Such reasons include fraud, duress, undue influence, bad faith, or evasion of mandatory provisions of domestic law.
The judge noted that the respondents’ pleadings squarely alleged that the agreements, including the jurisdiction clause, were procured by fraud and coercion, and that the contracts themselves were potentially void.
She, therefore, reasoned that it would be premature and unjust to stay the proceedings or send the case to a foreign court before testing the legality of the very contracts containing those clauses.
“In my opinion, the above remedies warrant this court’s investigation into the legality of the contracts,” she held, concluding that allegations of fraud, economic duress, and undue influence constitute strong reasons for this court to intervene.

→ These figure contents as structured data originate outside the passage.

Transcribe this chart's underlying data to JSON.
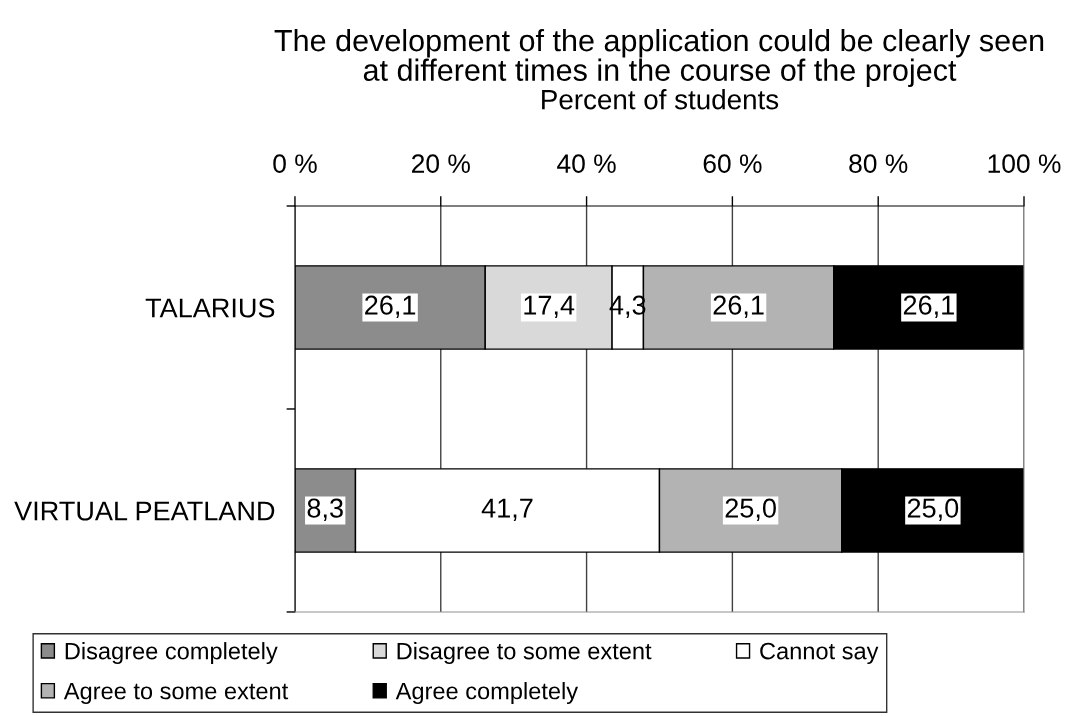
{
  "chart_data": {
    "type": "bar",
    "orientation": "horizontal",
    "stacked": true,
    "title": "The development of the application could be clearly seen\nat different times in the course of the project",
    "xlabel": "Percent of students",
    "categories": [
      "TALARIUS",
      "VIRTUAL PEATLAND"
    ],
    "series": [
      {
        "name": "Disagree completely",
        "color": "#8c8c8c",
        "values": [
          26.1,
          8.3
        ],
        "value_labels": [
          "26,1",
          "8,3"
        ]
      },
      {
        "name": "Disagree to some extent",
        "color": "#d9d9d9",
        "values": [
          17.4,
          0
        ],
        "value_labels": [
          "17,4",
          null
        ]
      },
      {
        "name": "Cannot say",
        "color": "#ffffff",
        "values": [
          4.3,
          41.7
        ],
        "value_labels": [
          "4,3",
          "41,7"
        ]
      },
      {
        "name": "Agree to some extent",
        "color": "#b3b3b3",
        "values": [
          26.1,
          25.0
        ],
        "value_labels": [
          "26,1",
          "25,0"
        ]
      },
      {
        "name": "Agree completely",
        "color": "#000000",
        "values": [
          26.1,
          25.0
        ],
        "value_labels": [
          "26,1",
          "25,0"
        ]
      }
    ],
    "xlim": [
      0,
      100
    ],
    "xticks": [
      {
        "value": 0,
        "label": "0 %"
      },
      {
        "value": 20,
        "label": "20 %"
      },
      {
        "value": 40,
        "label": "40 %"
      },
      {
        "value": 60,
        "label": "60 %"
      },
      {
        "value": 80,
        "label": "80 %"
      },
      {
        "value": 100,
        "label": "100 %"
      }
    ],
    "grid": "x",
    "legend": "bottom"
  }
}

The decision: Application dismissed, jurisdiction affirmed
In the final analysis, Justice Rubagumya dismissed the application, ruling that the Ugandan High Court retains jurisdiction to hear and determine the case and any related applications.
She ordered that costs be in the cause, deferring their determination to the conclusion of the main suit
Her ruling was delivered electronically on October 21, 2025, under the Judicature (Electronic Filing, Service and Virtual Proceedings) Rules, 2025, a nod to Uganda’s evolving digital court infrastructure.
Analysis
The Towerco ruling contributes to a growing body of Ugandan jurisprudence, where courts have balanced party autonomy against public policy and equitable considerations.

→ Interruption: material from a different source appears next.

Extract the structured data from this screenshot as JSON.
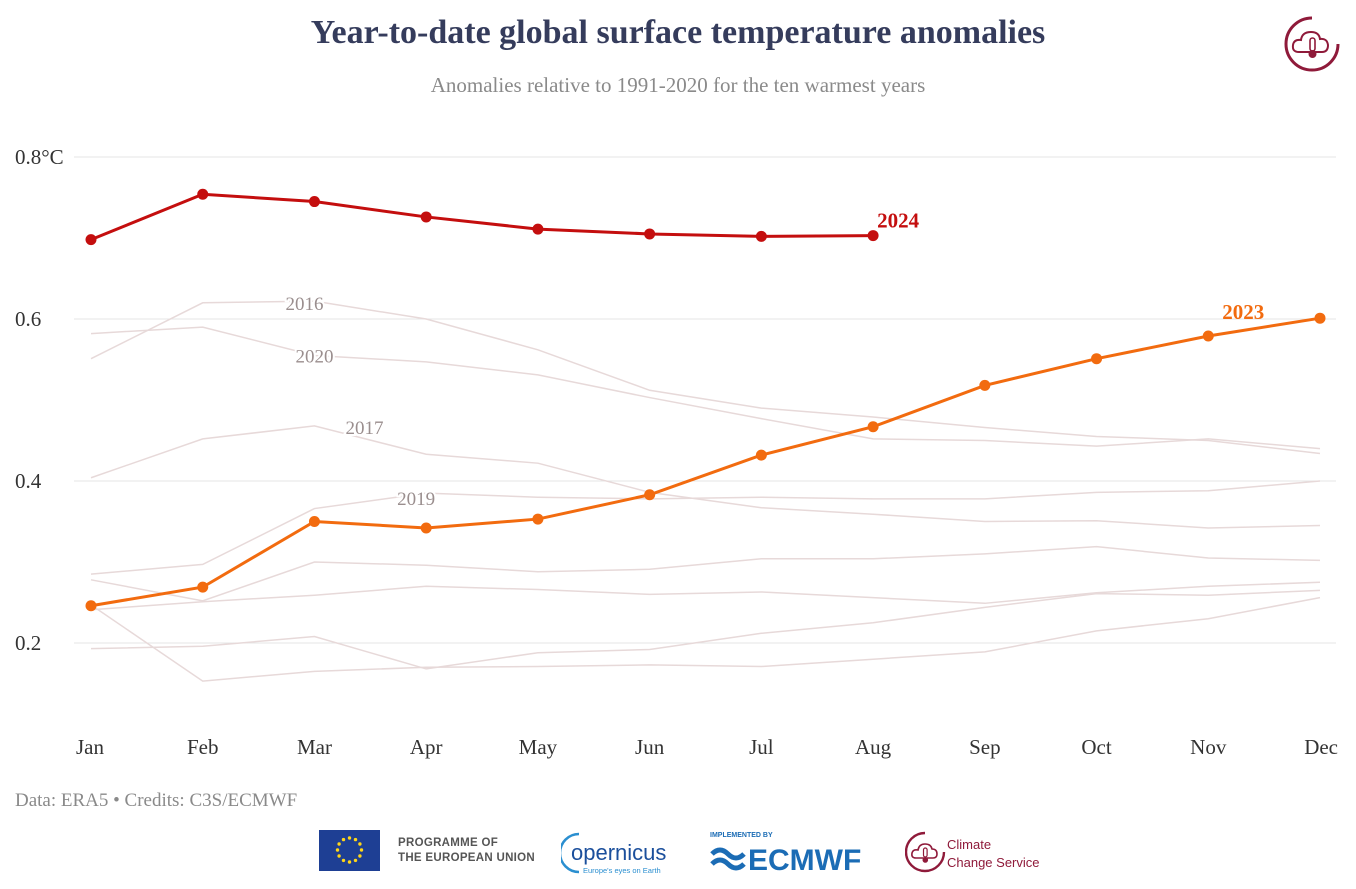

While Uganda’s Commercial Division traditionally enforces international forum clauses to protect contractual certainty and investor confidence, this case underscores that such clauses are not absolute shields when the contract’s legitimacy is under challenge.
By refusing to enforce the jurisdiction clause at this preliminary stage, the court preserved its inherent power to interrogate allegations of fraud and coercion, a domain that directly implicates Ugandan public policy and statutory integrity.

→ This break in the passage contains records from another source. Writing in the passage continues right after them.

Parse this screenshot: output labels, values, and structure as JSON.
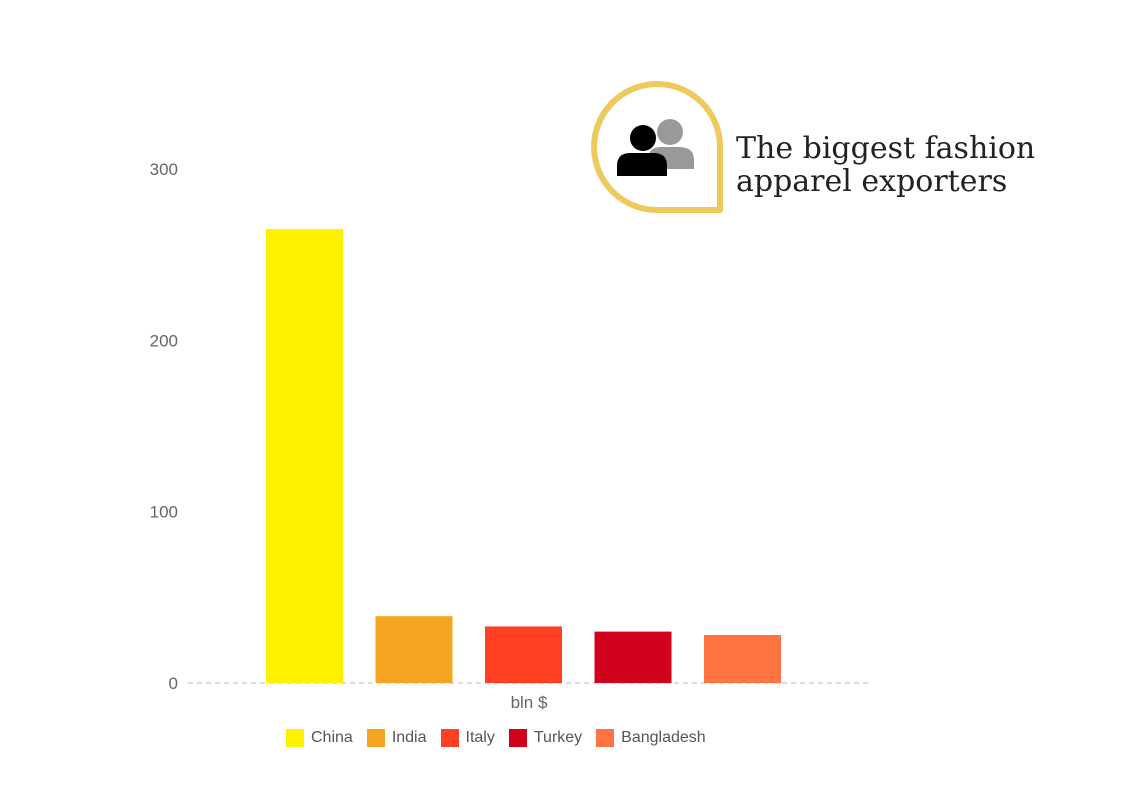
{
  "title": "The biggest fashion\napparel exporters",
  "icon": "people-icon",
  "colors": {
    "badge_outline": "#EEC95C",
    "front_person": "#000000",
    "back_person": "#999999",
    "axis": "#bbbbbb"
  },
  "chart_data": {
    "type": "bar",
    "title": "The biggest fashion apparel exporters",
    "xlabel": "bln $",
    "ylabel": "",
    "ylim": [
      0,
      300
    ],
    "yticks": [
      0,
      100,
      200,
      300
    ],
    "categories": [
      "bln $"
    ],
    "series": [
      {
        "name": "China",
        "values": [
          265
        ],
        "color": "#FFF200"
      },
      {
        "name": "India",
        "values": [
          39
        ],
        "color": "#F4A623"
      },
      {
        "name": "Italy",
        "values": [
          33
        ],
        "color": "#FF4022"
      },
      {
        "name": "Turkey",
        "values": [
          30
        ],
        "color": "#D0021B"
      },
      {
        "name": "Bangladesh",
        "values": [
          28
        ],
        "color": "#FF7342"
      }
    ],
    "grid": false,
    "legend": "bottom"
  }
}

Legal analysts note that this approach mirrors English and Commonwealth principles: a forum selection clause cannot oust local jurisdiction when the very existence of the contract is impugned.
Implications for cross-border investment contracts
The ruling sends a clear signal to multinational investors and local partners alike: exclusive jurisdiction and governing law clauses must be crafted and invoked with caution.
While such clauses remain essential for predictability in cross-border transactions, they will not override a local court’s duty to investigate fraud or coercion claims.
In practical terms, Towerco and similar investors may face prolonged local litigation before any referral to foreign forums is considered appropriate.
It also offers reassurance to domestic shareholders and employees in multinational ventures that Ugandan courts will not abdicate jurisdiction where local interests, fairness, or legality are in question.
Conclusion: A lesson in contract integrity over contract clauses
In Towerco of Africa & Others v Geoffrey Donnels Oketayot & Others, the Commercial Court reaffirmed that the rule of law and contractual integrity outweigh mechanical enforcement of jurisdiction clauses.
By applying the “strong reasons” doctrine, Justice Rubagumya struck a balance between respecting party autonomy and safeguarding justice within Uganda’s commercial environment.
As the substantive suit proceeds, the court’s eventual findings on the validity of the disputed agreements and whether fraud or duress indeed occurred will further test how far Ugandan courts can go in policing global investment contracts executed on local soil.